Configuration file - HopkinsIDD/cholera-mapping-pipeline GitHub Wiki

Here is an example configuration file with the baseline model settings. This will be kept up-to-date for the version of pipeline in dev. Last updated 6 Nov 2023

name: custom_name
countries: ['405']
countries_name: ['KEN']
aoi: raw
res_space: 20
res_time: '1 years'
grid_rand_effects_N: 1
case_definition: 'suspected'
start_time: '2016-01-01'
end_time: '2020-12-31'
data_source: 'sql'
ovrt_metadata_table: no
OCs: ~
summary_admin_levels:
- 0.0
- 1.0
- 2.0
covariate_choices: ~
adjust_pop_UN: yes
obs_model: 3
inv_od_sd_adm0: 0.01
inv_od_sd_nopool: 1.0
mu_sd_w: 10.0
sd_sd_w: 3.0
ncpus_parallel_prep: 2
do_parallel_prep: yes
drop_multiyear_adm0: yes
drop_censored_adm0: yes
drop_censored_adm0_thresh: 2.0
time_effect: yes
time_effect_autocorr: no
spatial_effect: yes
do_sd_w_mixture: yes
use_intercept: no
beta_sigma_scale: 1.0
sigma_eta_scale: 1.0
mu_alpha: 0.0
sd_alpha: 1.0
exp_prior: no
do_infer_sd_eta: no
do_zerosum_cnst: yes
use_weights: no
use_rho_prior: yes
covar_warmup: yes
warmup: yes
aggregate: yes
tfrac_thresh: 0
censoring: yes
censoring_thresh: 1
set_tfrac: yes
snap_tol: 0.0191781
use_pop_weight: yes
sfrac_thresh_border: 0.3
sfrac_thresh_conn: 0.05
ingest_covariates: no
ingest_new_covariates: no
drop_low_pop_lps: yes
drop_low_pop_lps_thresh: 15
stan:
  ncores: 4
  model: 'mapping_model_inference.stan'
  genquant: 'mapping_model_generate.stan'
  iter_warmup: 1000
  iter_sampling: 1000
  recompile: yes
file_names:
  observations_filename: KEN_2016-01-01_2020-12-31_custom_name_<hash>.preprocess.rdata
  covariate_filename: KEN_2016-01-01_2020-12-31_custom_name_<hash>.covar.rdata
  stan_input_filename: KEN_2016-01-01_2020-12-31_custom_name_<hash>.stan_input.rdata
  initial_values_filename: KEN_2016-01-01_2020-12-31_custom_name_<hash>.initial_values.rdata
  stan_output_filename: KEN_2016-01-01_2020-12-31_custom_name_<hash>.stan_output.rdata
  stan_genquant_filename: KEN_2016-01-01_2020-12-31_custom_name_<hash>.stan_genquant.rds
  country_data_report_filename: KEN_2016-01-01_2020-12-31_custom_name_<hash>.country-data-report.html
  data_comparison_report_filename: KEN_2016-01-01_2020-12-31_custom_name_<hash>.data-comparison-reports.html

In the file names above, refers to an md5sum hash of the entire above config that gets created automatically when using the config writer script in Analysis/R/write_batch_mapping_config_general.R.

Here is an example of how to specify a model with covariates and covariate transformations.

covariate_choices: ['dist_to_water', 'dist_to_coast', 'water_access', 'san_access']
covariate_transformations: 
 - name: 'pop_1_years_20_20'
   transform_name: 'log_pop'
   transform_function: !expr |
    .Primitive("log")

Argument dictionary

Basic model specification

  • name: custom name for model run; does not need to include the country ISO code as countries_name will have this information
  • countries: location ID in the middle distance database
  • countries_name: country ISO code
  • aoi: area of interest, change from the default value only for testing purposes.

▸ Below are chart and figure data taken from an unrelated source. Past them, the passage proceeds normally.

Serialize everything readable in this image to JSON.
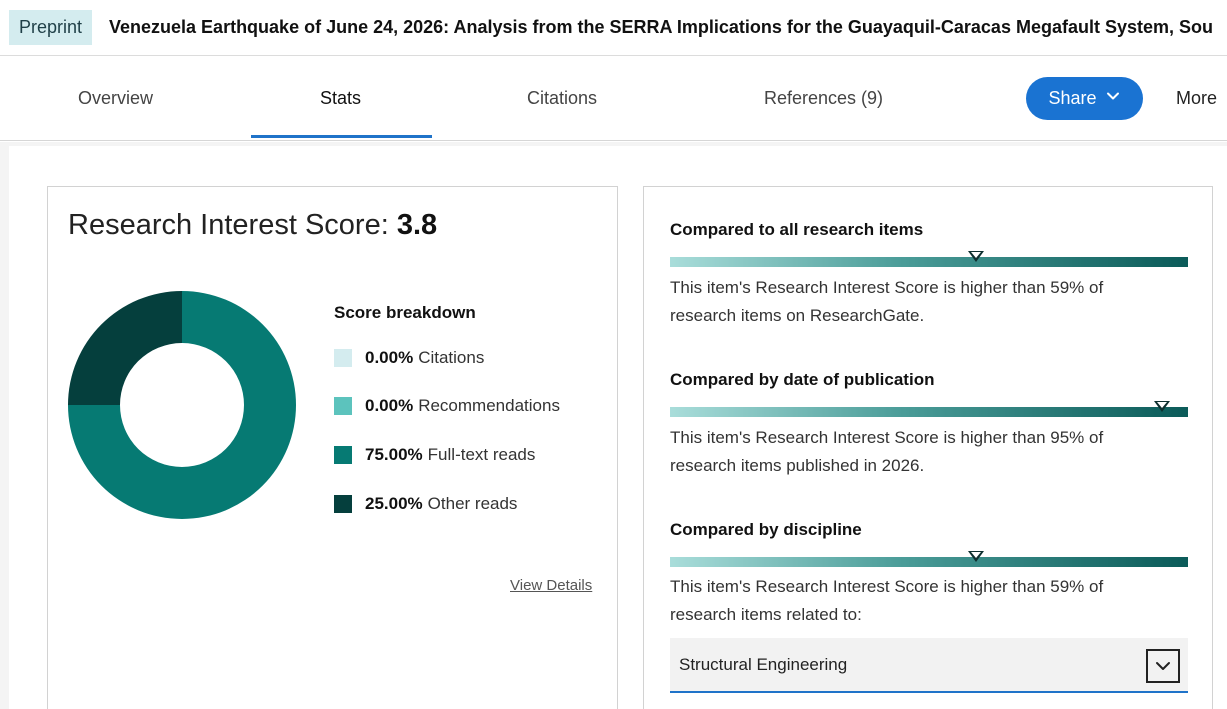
{
  "header": {
    "badge": "Preprint",
    "title": "Venezuela Earthquake of June 24, 2026: Analysis from the SERRA Implications for the Guayaquil-Caracas Megafault System, Sou"
  },
  "tabs": [
    {
      "label": "Overview"
    },
    {
      "label": "Stats"
    },
    {
      "label": "Citations"
    },
    {
      "label": "References (9)"
    }
  ],
  "active_tab": "Stats",
  "actions": {
    "share": "Share",
    "more": "More"
  },
  "score": {
    "label": "Research Interest Score:",
    "value": "3.8"
  },
  "breakdown": {
    "title": "Score breakdown",
    "items": [
      {
        "pct": "0.00%",
        "label": "Citations",
        "fraction": 0.0,
        "color": "#d4ecef"
      },
      {
        "pct": "0.00%",
        "label": "Recommendations",
        "fraction": 0.0,
        "color": "#5cc3bd"
      },
      {
        "pct": "75.00%",
        "label": "Full-text reads",
        "fraction": 0.75,
        "color": "#067a73"
      },
      {
        "pct": "25.00%",
        "label": "Other reads",
        "fraction": 0.25,
        "color": "#053f3d"
      }
    ],
    "view_details": "View Details"
  },
  "comparisons": [
    {
      "title": "Compared to all research items",
      "text": "This item's Research Interest Score is higher than 59% of research items on ResearchGate.",
      "percentile": 0.59
    },
    {
      "title": "Compared by date of publication",
      "text": "This item's Research Interest Score is higher than 95% of research items published in 2026.",
      "percentile": 0.95
    },
    {
      "title": "Compared by discipline",
      "text": "This item's Research Interest Score is higher than 59% of research items related to:",
      "percentile": 0.59
    }
  ],
  "discipline": {
    "selected": "Structural Engineering"
  },
  "colors": {
    "accent": "#1a73d2",
    "badge_bg": "#d4ecef"
  }
}
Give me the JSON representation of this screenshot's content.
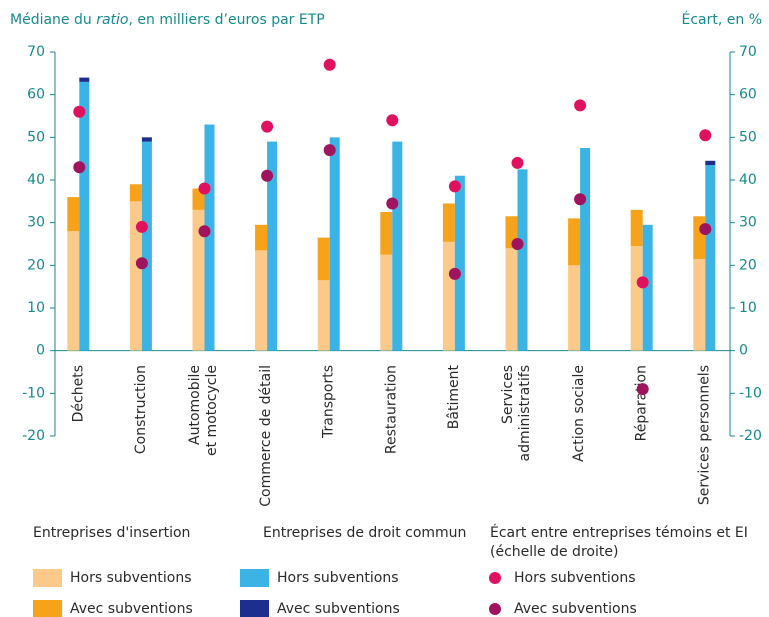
{
  "chart_data": {
    "type": "bar",
    "y_label": [
      "Médiane du ",
      "ratio",
      ", en milliers d’euros par ETP"
    ],
    "y2_label": "Écart, en %",
    "categories": [
      [
        "Déchets"
      ],
      [
        "Construction"
      ],
      [
        "Automobile",
        "et motocycle"
      ],
      [
        "Commerce de détail"
      ],
      [
        "Transports"
      ],
      [
        "Restauration"
      ],
      [
        "Bâtiment"
      ],
      [
        "Services",
        "administratifs"
      ],
      [
        "Action sociale"
      ],
      [
        "Réparation"
      ],
      [
        "Services personnels"
      ]
    ],
    "legend_groups": [
      [
        "Entreprises d'insertion"
      ],
      [
        "Entreprises de droit commun"
      ],
      [
        "Écart entre entreprises témoins et EI",
        "(échelle de droite)"
      ]
    ],
    "series": [
      {
        "name": "Hors subventions",
        "group": 0,
        "stack": "ei",
        "color": "#fbc98a",
        "values": [
          28,
          35,
          33,
          23.5,
          16.5,
          22.5,
          25.5,
          24,
          20,
          24.5,
          21.5
        ]
      },
      {
        "name": "Avec subventions",
        "group": 0,
        "stack": "ei",
        "color": "#f7a21b",
        "values": [
          8,
          4,
          5,
          6,
          10,
          10,
          9,
          7.5,
          11,
          8.5,
          10
        ]
      },
      {
        "name": "Hors subventions",
        "group": 1,
        "stack": "dc",
        "color": "#3bb4e5",
        "values": [
          63,
          49,
          53,
          49,
          50,
          49,
          41,
          42.5,
          47.5,
          29.5,
          43.5
        ]
      },
      {
        "name": "Avec subventions",
        "group": 1,
        "stack": "dc",
        "color": "#1d2e8e",
        "values": [
          1,
          1,
          0,
          0,
          0,
          0,
          0,
          0,
          0,
          0,
          1
        ]
      },
      {
        "name": "Hors subventions",
        "group": 2,
        "type": "scatter",
        "axis": "y2",
        "color": "#e0115f",
        "values": [
          56,
          29,
          38,
          52.5,
          67,
          54,
          38.5,
          44,
          57.5,
          16,
          50.5
        ]
      },
      {
        "name": "Avec subventions",
        "group": 2,
        "type": "scatter",
        "axis": "y2",
        "color": "#a0135e",
        "values": [
          43,
          20.5,
          28,
          41,
          47,
          34.5,
          18,
          25,
          35.5,
          -9,
          28.5
        ]
      }
    ],
    "ylim": [
      -20,
      70
    ],
    "yticks": [
      -20,
      -10,
      0,
      10,
      20,
      30,
      40,
      50,
      60,
      70
    ],
    "y2lim": [
      -20,
      70
    ],
    "y2ticks": [
      -20,
      -10,
      0,
      10,
      20,
      30,
      40,
      50,
      60,
      70
    ]
  }
}
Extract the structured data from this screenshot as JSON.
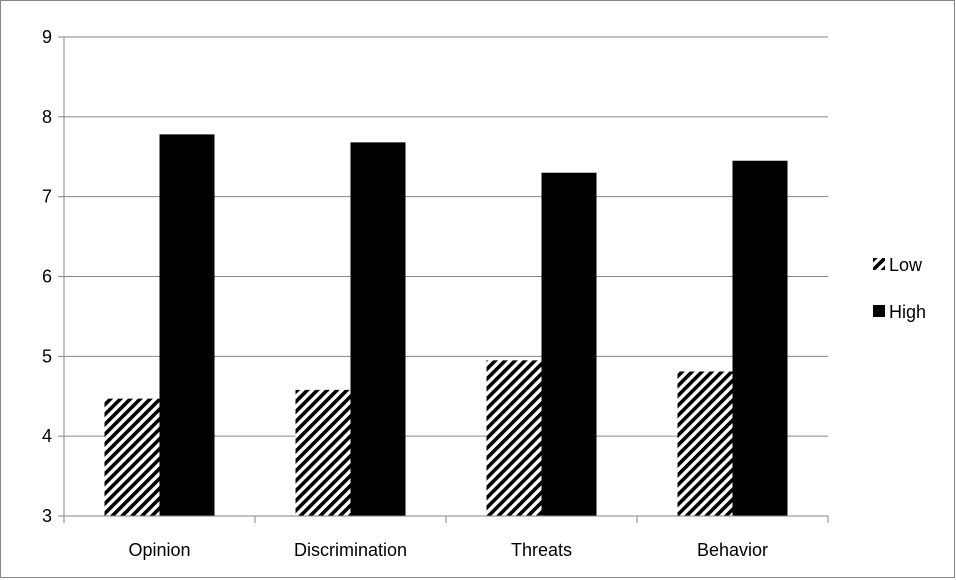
{
  "chart_data": {
    "type": "bar",
    "categories": [
      "Opinion",
      "Discrimination",
      "Threats",
      "Behavior"
    ],
    "series": [
      {
        "name": "Low",
        "values": [
          4.47,
          4.58,
          4.95,
          4.81
        ],
        "pattern": "diagonal-hatch",
        "color": "#000000"
      },
      {
        "name": "High",
        "values": [
          7.78,
          7.68,
          7.3,
          7.45
        ],
        "pattern": "solid",
        "color": "#000000"
      }
    ],
    "ylim": [
      3,
      9
    ],
    "yticks": [
      "3",
      "4",
      "5",
      "6",
      "7",
      "8",
      "9"
    ],
    "grid": true,
    "legend_position": "right"
  }
}
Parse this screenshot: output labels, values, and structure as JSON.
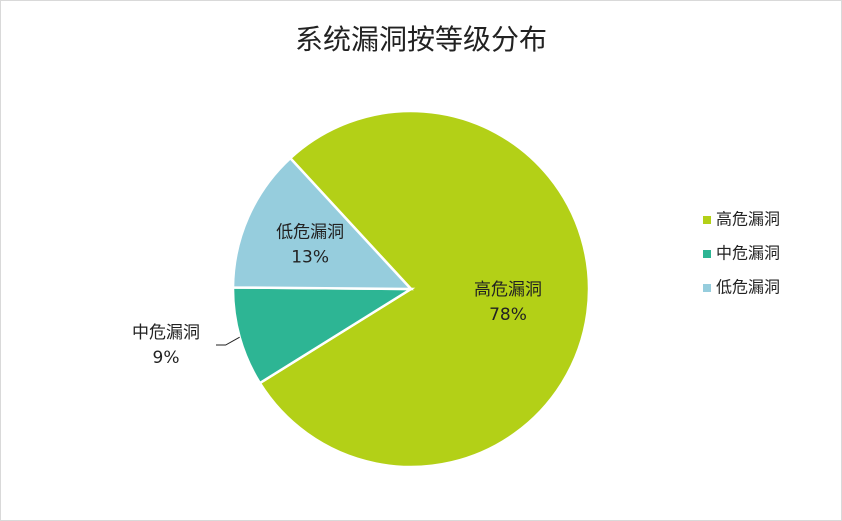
{
  "chart_data": {
    "type": "pie",
    "title": "系统漏洞按等级分布",
    "categories": [
      "高危漏洞",
      "中危漏洞",
      "低危漏洞"
    ],
    "values": [
      78,
      9,
      13
    ],
    "value_labels": [
      "78%",
      "9%",
      "13%"
    ],
    "colors": [
      "#b3d017",
      "#2db594",
      "#96cddd"
    ],
    "legend": "right"
  }
}
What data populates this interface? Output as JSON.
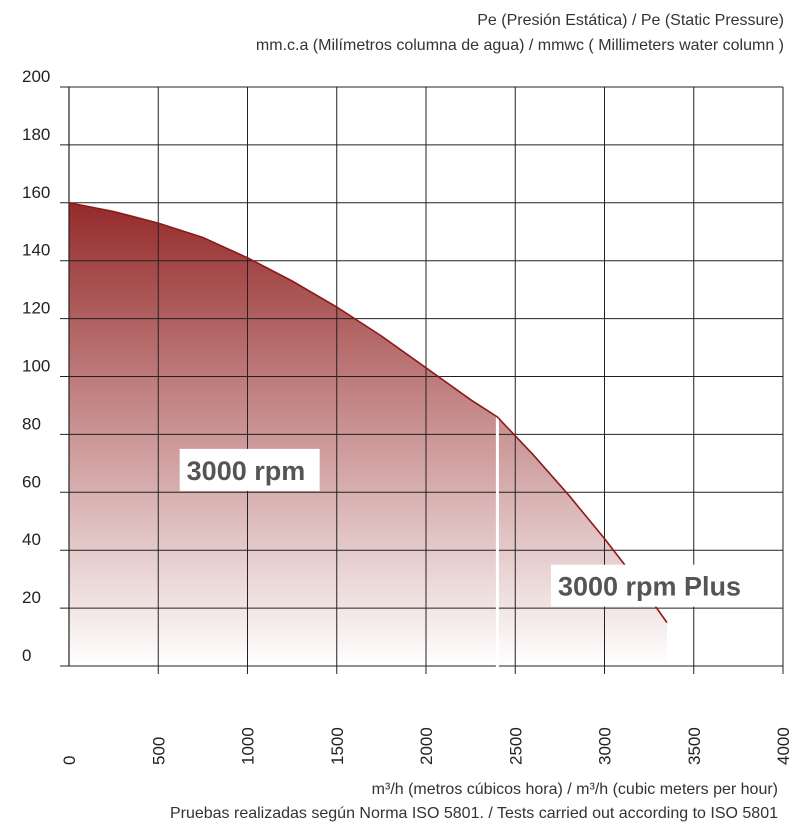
{
  "titles": {
    "line1": "Pe (Presión Estática) /  Pe (Static Pressure)",
    "line2": "mm.c.a (Milímetros columna de agua) / mmwc ( Millimeters water column )"
  },
  "footer": {
    "line1": "m³/h (metros cúbicos hora) / m³/h (cubic meters per hour)",
    "line2": "Pruebas realizadas según Norma ISO 5801. / Tests carried out according to ISO 5801"
  },
  "chart_data": {
    "type": "area",
    "xlim": [
      0,
      4000
    ],
    "ylim": [
      0,
      200
    ],
    "x_ticks": [
      "0",
      "500",
      "1000",
      "1500",
      "2000",
      "2500",
      "3000",
      "3500",
      "4000"
    ],
    "y_ticks": [
      "0",
      "20",
      "40",
      "60",
      "80",
      "100",
      "120",
      "140",
      "160",
      "180",
      "200"
    ],
    "grid": true,
    "colors": {
      "curve": "#8b1a1a",
      "fill_top": "#8f1f1f",
      "fill_bottom": "#ffffff",
      "grid": "#222222"
    },
    "series": [
      {
        "name": "3000 rpm",
        "x": [
          0,
          250,
          500,
          750,
          1000,
          1250,
          1500,
          1750,
          2000,
          2250,
          2400
        ],
        "y": [
          160,
          157,
          153,
          148,
          141,
          133,
          124,
          114,
          103,
          92,
          86
        ]
      },
      {
        "name": "3000 rpm Plus",
        "x": [
          2400,
          2600,
          2800,
          3000,
          3200,
          3350
        ],
        "y": [
          86,
          73,
          59,
          44,
          28,
          15
        ]
      }
    ],
    "divider_x": 2400
  }
}
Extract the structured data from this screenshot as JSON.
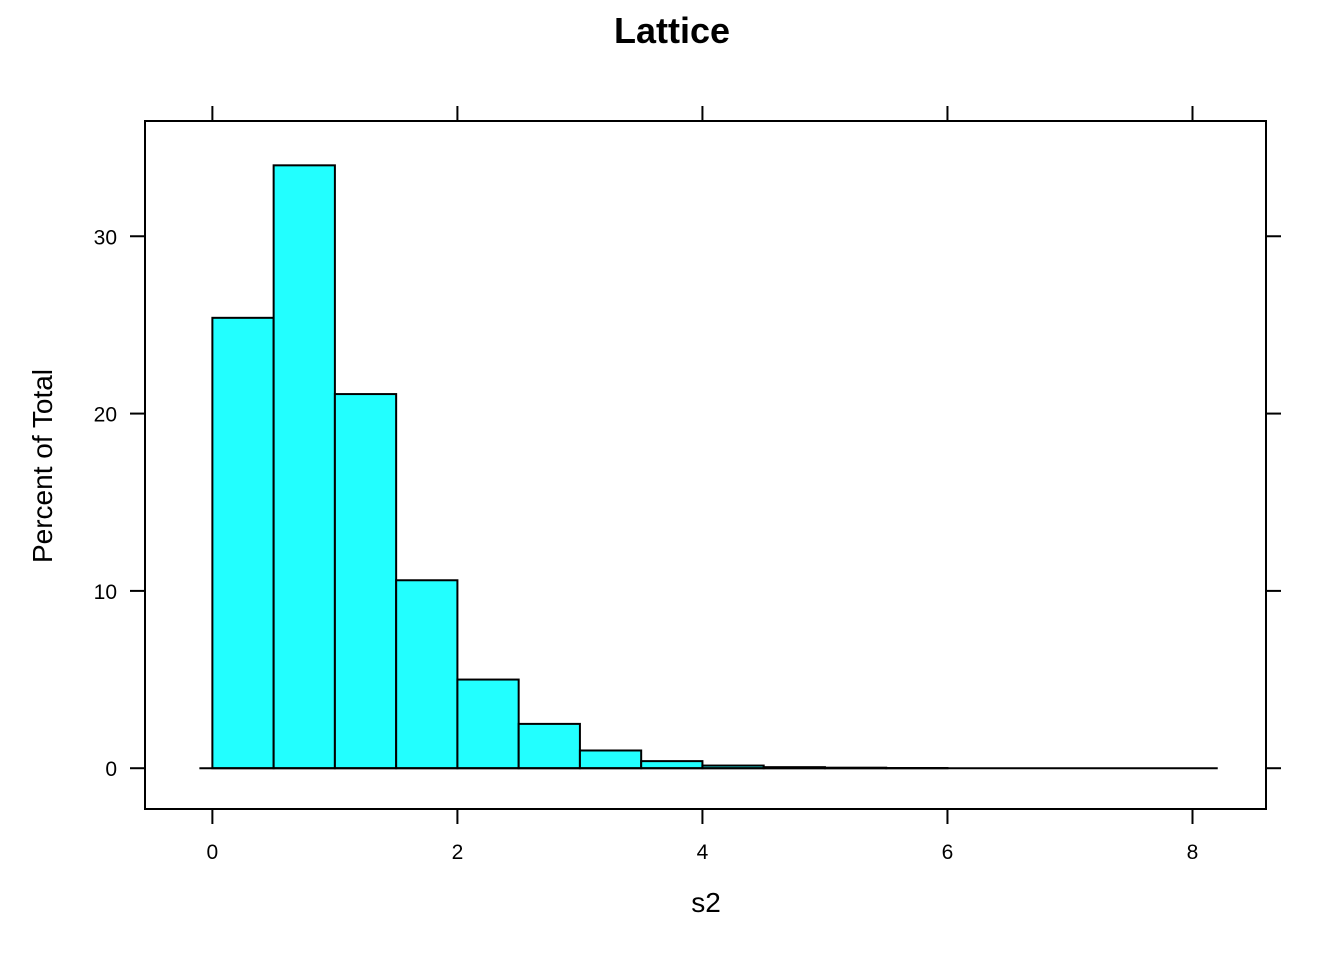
{
  "chart_data": {
    "type": "bar",
    "title": "Lattice",
    "xlabel": "s2",
    "ylabel": "Percent of Total",
    "bin_edges": [
      0,
      0.5,
      1,
      1.5,
      2,
      2.5,
      3,
      3.5,
      4,
      4.5,
      5,
      5.5,
      6,
      6.5,
      7,
      7.5,
      8,
      8.1
    ],
    "values": [
      25.4,
      34.0,
      21.1,
      10.6,
      5.0,
      2.5,
      1.0,
      0.4,
      0.15,
      0.06,
      0.03,
      0.01,
      0.0,
      0.0,
      0.0,
      0.0,
      0.0
    ],
    "xlim": [
      -0.55,
      8.6
    ],
    "ylim": [
      -2.3,
      36.5
    ],
    "x_ticks": [
      0,
      2,
      4,
      6,
      8
    ],
    "x_tick_labels": [
      "0",
      "2",
      "4",
      "6",
      "8"
    ],
    "y_ticks": [
      0,
      10,
      20,
      30
    ],
    "y_tick_labels": [
      "0",
      "10",
      "20",
      "30"
    ],
    "bar_color": "#22FFFF",
    "bar_stroke": "#000000",
    "grid": false,
    "legend": "none"
  }
}
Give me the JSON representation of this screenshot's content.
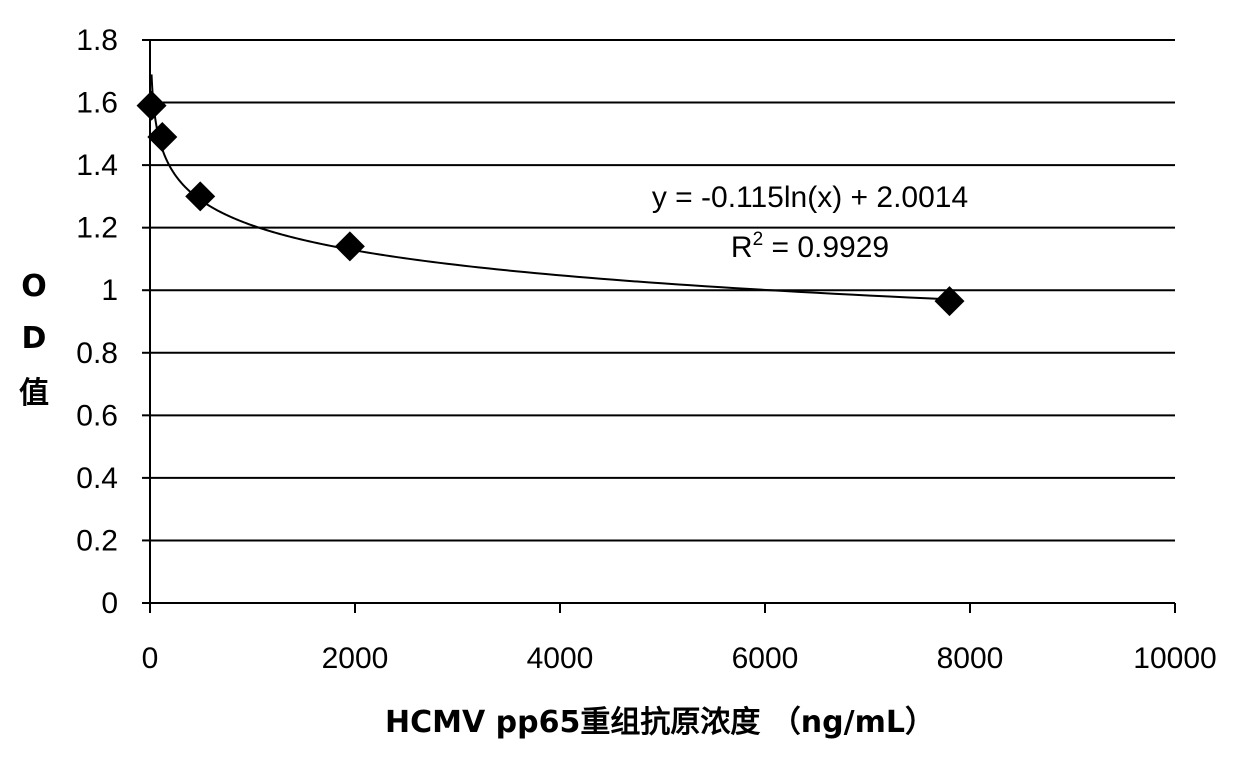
{
  "chart_data": {
    "type": "scatter",
    "xlabel": "HCMV pp65重组抗原浓度 （ng/mL）",
    "ylabel_lines": [
      "O",
      "D",
      "值"
    ],
    "xlim": [
      0,
      10000
    ],
    "ylim": [
      0,
      1.8
    ],
    "x_ticks": [
      "0",
      "2000",
      "4000",
      "6000",
      "8000",
      "10000"
    ],
    "y_ticks": [
      "0",
      "0.2",
      "0.4",
      "0.6",
      "0.8",
      "1",
      "1.2",
      "1.4",
      "1.6",
      "1.8"
    ],
    "grid": "horizontal",
    "series": [
      {
        "marker": "diamond",
        "color": "#000000",
        "x": [
          15,
          120,
          490,
          1950,
          7800
        ],
        "y": [
          1.59,
          1.49,
          1.3,
          1.14,
          0.965
        ]
      }
    ],
    "trendline": {
      "type": "logarithmic",
      "a": -0.115,
      "b": 2.0014,
      "equation": "y = -0.115ln(x) + 2.0014",
      "r2_prefix": "R",
      "r2_exp": "2",
      "r2_value": " = 0.9929"
    }
  }
}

At baseline, this is "raw".
  • res_space: spatial resolution of the model in km
  • res_time: temporal resolution of the model. At baseline, this is "1 years".
  • grid_rand_effects_N: number of time slices of the spatial random effects; formerly named smoothing_period. Values different than 1 are not currently supported. (default: 1)
  • case_definition: suspected means sCh will be used for modeling. At baseline, this is "suspected" and no other options are currently valid.
  • start_time: modeling start date, format 'yyyy-mm-dd'
  • end_time: modeling end date, format 'yyyy-mm-dd'
  • data_source: At baseline, this is 'sql'. The API is not currently functional for mapping pipeline purposes.
  • ovrt_metadata_table: yes/no overwrite metadata table; should always be no except for integration tests (default: no)
  • summary_admin_levels: Vector of summary admin levels for genquant output shapefiles (default: [0,1,2])
  • adjust_pop_UN: yes/no Should we adjust the total country population to match the UN WPP 2022 estimates for that year (default: yes)

Optional arguments

  • OCs: list of OCs that should be used as model input data; if none are listed, all available OCs are used (no default)
  • taxonomy: 1/11/23 I believe this is a vestigial argument that no longer needs to be included in configs. Formerly, "taxonomy-working/working-entry1"

Model Structure

  • covariate_choices: A list of covariates to include in the model. If no values are provided, it is a no-covariate model; refer to https://github.com/HopkinsIDD/cholera-covariates/blob/main/covariate_dictionary.yml
  • obs_model: Designate which observation model should be used in the Stan model; 1: poisson, 2: quasipoisson, 3: negative binomial (default: 1)
  • inv_od_sd_adm0: the sd of the prior of the inverse dispersion on the national level observations
  • inv_od_sd_nopool: the sd of the prior of the inverse dispersion on the subnational level observations when there is no pooling
  • h_mu_sd_inv_od: the sd of the prior of the mean of the hierarchical inverse dispersion on the subnational level observations when there is pooling
  • h_sd_sd_inv_od: the sd of the prior of the sd of the hierarchical inverse dispersion on the subnational level observations when there is pooling
  • spatial_effect: yes/no Should we include a spatial random effect in the model (default: yes)
  • mu_sd_w: the mean of the hyperprior for the standard deviation of w, the spatial random effect (default: 10)
  • sd_sd_w: the standard deviation of the hyperprior for the standard deviation of w (default: 3)
  • time_effect: yes/no Is there a random effect for each time slice? At baseline, this should be yes. (default: no)
  • time_effect_autocorr: yes/no Is there assumed autocorrelation between time slices, modeled with a zero-sum constraint on etas? At baseline, this should be no. (default: no)
  • use_intercept: 0/1 Should a global intercept be used (1) or not (0) in the model? (default: 0)

Optional arguments

  • covariate_transformations: a list of covariates that need to be transformed (e.g., log scale). 'name' refers to the name of the covariate that need to be transformed and the name could be found in the covar_cube. 'transform_name': the name of the newly transformed covariate. 'transformation_function': to specify the transformation function for a specific covariate. the function format is: "!expr |" followed by the actual function. At baseline, no covariate transformations are applied.

Priors

  • beta_sigma_scale: precision for the prior on regression coefficients (default: 1)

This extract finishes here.